EWG also questions whether the food industry truly benefits from the law.
“Blocking state action and further weakening FDA review of chemicals is a food industry dream come true: no state or federal regulation, no problem,” said Melanie Benesh, vice president of government affairs at EWG.
“In addition to allowing new chemicals to be added to foods without FDA review, the FDA does not regularly re-examine the safety of chemicals we already eat. However, industry legislation does not require the FDA to review a single food chemical for safety.
“The funding proposed in this bill is a fig leaf. This proposal will make our food less safe by allowing industry experts, not experts we trust, to decide whether new food chemicals are safe and to ensure that the chemicals we already eat are safe.”
Legislation under the FRESH and Affordable Foods Act includes:
- Preempts all state food chemistry laws, retroactively and prospectively, including bills banning toxic “forever chemicals” known as PFAS in food packaging and artificial dyes in school lunches.
- Allows new food chemicals linked to cancer and reproductive harm to be considered “safe.”
- Allows new food chemicals to be added to foods without definitive safety confirmation from the FDA.
- Retroactively approves all food chemicals currently considered GRAS.
- Allows new chemicals to be added to foods if the FDA does not respond to a GRAS notification within 90 days.
- Allows food chemical companies to add new chemicals to foods as long as they submit an “overview” of the chemical company’s safety conclusions.
- Allows new chemicals to be added to foods without providing basic information, such as dietary exposure estimates, to the FDA.
- Automatically designates new chemicals as GRAS when reviewed by an industry-funded panel of experts and allows them to be used in food immediately.

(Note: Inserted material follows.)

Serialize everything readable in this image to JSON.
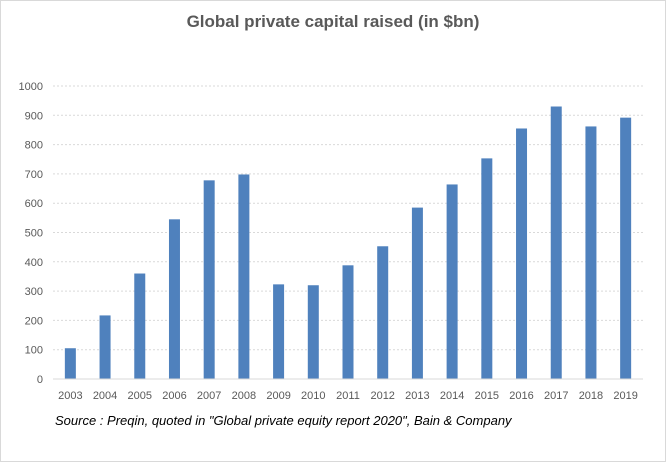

- Allows companies to use food chemicals in new ways without having to ask the FDA for approval. and
- Chemicals can be added to food for two years after the FDA determines they are no longer safe, as long as there is no serious and imminent risk of harm.
Under current law, chemical companies, not the FDA, decide whether food chemicals are safe. According to EWG, since 2000, nearly all new food chemicals (nearly 99%) have entered the market through GRAS loopholes.
Currently, many, if not all, chemical companies wishing to bring new chemicals to market submit GRAS notifications to the FDA, and the FDA responds with a “no questions asked” letter.